Il est convenu que Woody Allen nous a livré des films incontournables qui marqueront l’histoire du cinéma comme Manhattan, La Rose Pourpre du Caire, Une autre Femme, Meurtre Mystérieux à Manhattan, ou Tout le monde dit I love you. Il est aussi convenu que regarder un film d’Allen nous fait retomber dans un plaisir coupable car « chaque livraison annuelle » contient sa part d’intérêt même en mode mineur.
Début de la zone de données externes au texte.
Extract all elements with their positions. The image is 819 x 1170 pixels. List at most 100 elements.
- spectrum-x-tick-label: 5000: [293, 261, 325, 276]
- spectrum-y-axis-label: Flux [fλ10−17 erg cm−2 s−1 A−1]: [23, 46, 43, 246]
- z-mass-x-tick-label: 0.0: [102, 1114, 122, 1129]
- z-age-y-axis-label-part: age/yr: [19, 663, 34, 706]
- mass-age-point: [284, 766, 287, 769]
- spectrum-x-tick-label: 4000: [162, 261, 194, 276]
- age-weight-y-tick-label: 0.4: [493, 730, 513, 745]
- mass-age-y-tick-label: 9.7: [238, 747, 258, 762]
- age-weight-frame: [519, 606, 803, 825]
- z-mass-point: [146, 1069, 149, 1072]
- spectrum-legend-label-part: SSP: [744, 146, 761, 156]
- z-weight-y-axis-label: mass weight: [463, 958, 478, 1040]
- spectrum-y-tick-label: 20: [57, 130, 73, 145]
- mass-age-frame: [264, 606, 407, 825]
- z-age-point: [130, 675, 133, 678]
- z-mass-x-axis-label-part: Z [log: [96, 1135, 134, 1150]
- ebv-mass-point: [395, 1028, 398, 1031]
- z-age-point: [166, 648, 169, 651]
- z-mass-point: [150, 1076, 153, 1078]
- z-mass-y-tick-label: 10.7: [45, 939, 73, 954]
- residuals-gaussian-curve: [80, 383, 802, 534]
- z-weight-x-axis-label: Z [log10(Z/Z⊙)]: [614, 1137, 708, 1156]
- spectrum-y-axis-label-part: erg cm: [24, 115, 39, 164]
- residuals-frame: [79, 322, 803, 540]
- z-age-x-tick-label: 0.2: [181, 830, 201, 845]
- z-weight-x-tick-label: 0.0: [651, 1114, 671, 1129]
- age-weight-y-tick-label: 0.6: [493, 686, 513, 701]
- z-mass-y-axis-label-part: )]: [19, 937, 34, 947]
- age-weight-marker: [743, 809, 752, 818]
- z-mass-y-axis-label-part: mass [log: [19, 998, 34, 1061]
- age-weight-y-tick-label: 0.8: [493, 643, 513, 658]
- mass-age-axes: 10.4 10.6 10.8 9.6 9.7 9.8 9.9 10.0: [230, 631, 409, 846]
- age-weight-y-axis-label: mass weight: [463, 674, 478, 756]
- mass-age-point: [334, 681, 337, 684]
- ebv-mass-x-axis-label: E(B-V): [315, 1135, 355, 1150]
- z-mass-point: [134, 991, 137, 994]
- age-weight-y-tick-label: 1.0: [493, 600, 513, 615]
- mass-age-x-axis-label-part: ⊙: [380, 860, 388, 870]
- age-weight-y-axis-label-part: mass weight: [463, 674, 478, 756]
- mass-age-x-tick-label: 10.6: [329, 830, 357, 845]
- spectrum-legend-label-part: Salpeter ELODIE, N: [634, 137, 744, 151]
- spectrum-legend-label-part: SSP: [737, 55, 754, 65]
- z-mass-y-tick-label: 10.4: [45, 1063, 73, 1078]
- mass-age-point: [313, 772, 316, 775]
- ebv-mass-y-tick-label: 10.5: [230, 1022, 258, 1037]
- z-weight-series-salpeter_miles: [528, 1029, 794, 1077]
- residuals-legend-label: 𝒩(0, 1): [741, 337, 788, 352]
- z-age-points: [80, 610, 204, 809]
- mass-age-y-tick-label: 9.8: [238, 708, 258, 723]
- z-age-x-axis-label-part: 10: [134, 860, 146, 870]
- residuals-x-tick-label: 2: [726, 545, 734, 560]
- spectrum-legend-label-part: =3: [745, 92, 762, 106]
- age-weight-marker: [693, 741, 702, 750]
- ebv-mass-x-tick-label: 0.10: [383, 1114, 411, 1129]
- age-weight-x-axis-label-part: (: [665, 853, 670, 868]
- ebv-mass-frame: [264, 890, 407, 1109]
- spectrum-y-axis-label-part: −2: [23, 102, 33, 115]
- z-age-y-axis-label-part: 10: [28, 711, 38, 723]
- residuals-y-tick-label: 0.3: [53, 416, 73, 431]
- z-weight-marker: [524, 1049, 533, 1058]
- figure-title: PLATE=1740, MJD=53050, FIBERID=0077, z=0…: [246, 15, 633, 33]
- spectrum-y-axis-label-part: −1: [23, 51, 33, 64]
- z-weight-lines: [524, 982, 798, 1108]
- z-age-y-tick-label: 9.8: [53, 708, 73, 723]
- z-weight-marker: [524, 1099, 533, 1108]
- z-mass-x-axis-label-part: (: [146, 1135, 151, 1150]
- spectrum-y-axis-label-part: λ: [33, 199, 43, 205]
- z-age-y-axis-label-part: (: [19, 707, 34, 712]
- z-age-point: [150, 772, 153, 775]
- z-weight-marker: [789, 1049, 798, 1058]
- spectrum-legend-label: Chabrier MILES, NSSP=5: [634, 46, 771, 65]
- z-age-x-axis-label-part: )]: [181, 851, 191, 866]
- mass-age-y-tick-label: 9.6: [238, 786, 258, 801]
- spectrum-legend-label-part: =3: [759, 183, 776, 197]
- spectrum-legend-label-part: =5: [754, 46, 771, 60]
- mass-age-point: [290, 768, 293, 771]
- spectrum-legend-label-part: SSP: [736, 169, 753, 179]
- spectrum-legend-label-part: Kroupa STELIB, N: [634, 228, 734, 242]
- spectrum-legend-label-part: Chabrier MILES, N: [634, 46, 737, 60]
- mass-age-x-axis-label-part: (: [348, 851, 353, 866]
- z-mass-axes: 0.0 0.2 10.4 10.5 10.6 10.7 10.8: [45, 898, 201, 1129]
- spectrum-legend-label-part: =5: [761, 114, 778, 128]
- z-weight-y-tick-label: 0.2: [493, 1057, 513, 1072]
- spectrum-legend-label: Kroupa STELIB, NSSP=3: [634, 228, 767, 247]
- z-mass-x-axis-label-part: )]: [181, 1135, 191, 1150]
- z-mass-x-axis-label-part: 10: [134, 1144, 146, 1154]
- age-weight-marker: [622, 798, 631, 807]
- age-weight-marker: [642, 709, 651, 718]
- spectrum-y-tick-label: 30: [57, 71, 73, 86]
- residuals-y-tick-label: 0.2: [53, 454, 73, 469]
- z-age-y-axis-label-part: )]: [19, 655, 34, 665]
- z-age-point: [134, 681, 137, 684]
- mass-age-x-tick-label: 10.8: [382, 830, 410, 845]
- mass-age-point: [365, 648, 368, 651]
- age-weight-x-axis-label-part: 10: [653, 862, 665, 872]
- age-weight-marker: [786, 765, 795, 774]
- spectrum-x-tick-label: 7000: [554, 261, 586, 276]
Magic in the Moonlight est symptomatique de ce genre de ressentiment. Outre un pitch très accrocheur, le réalisateur « déroule » une mise en scène didactique mais plaisante, à la limite d’un certain ennuie. Fort heureusement, le jeu des illusions sauve ce petit film en apparence. Car apparences il y a dans la fabrication et dans la conception du 44ème film de Woody Allen, une œuvre d’une grande ambiguïté malgré elle, assez passionnante et mystérieuse.
Synopsis
Dans les années 1920, Le prestidigitateur chinois Wei Ling Soo est le plus célèbre magicien de son époque, mais rares sont ceux à savoir qu’il s’agit en réalité du nom de scène de Stanley Crawford (Colin Firth) : cet Anglais vieux célibataire arrogant et grognon ne supporte pas les soi-disant médiums qui prétendent prédire l’avenir. Se laissant convaincre par son fidèle ami Howard Burkan, Crawford se rend chez les Catledge qui possèdent une somptueuse propriété sur la Côte d’Azur et se fait passer pour un homme d’affaires, du nom de Stanley Taplinger, dans le but de démasquer la jeune et ravissante Sophie Baker (Emma Stone), une prétendue médium qui dépouille les riches héritiers de leur fortune. Miss Baker a-t-elle de vrais pouvoirs ? Crawford va-t-il tomber sous son charme ?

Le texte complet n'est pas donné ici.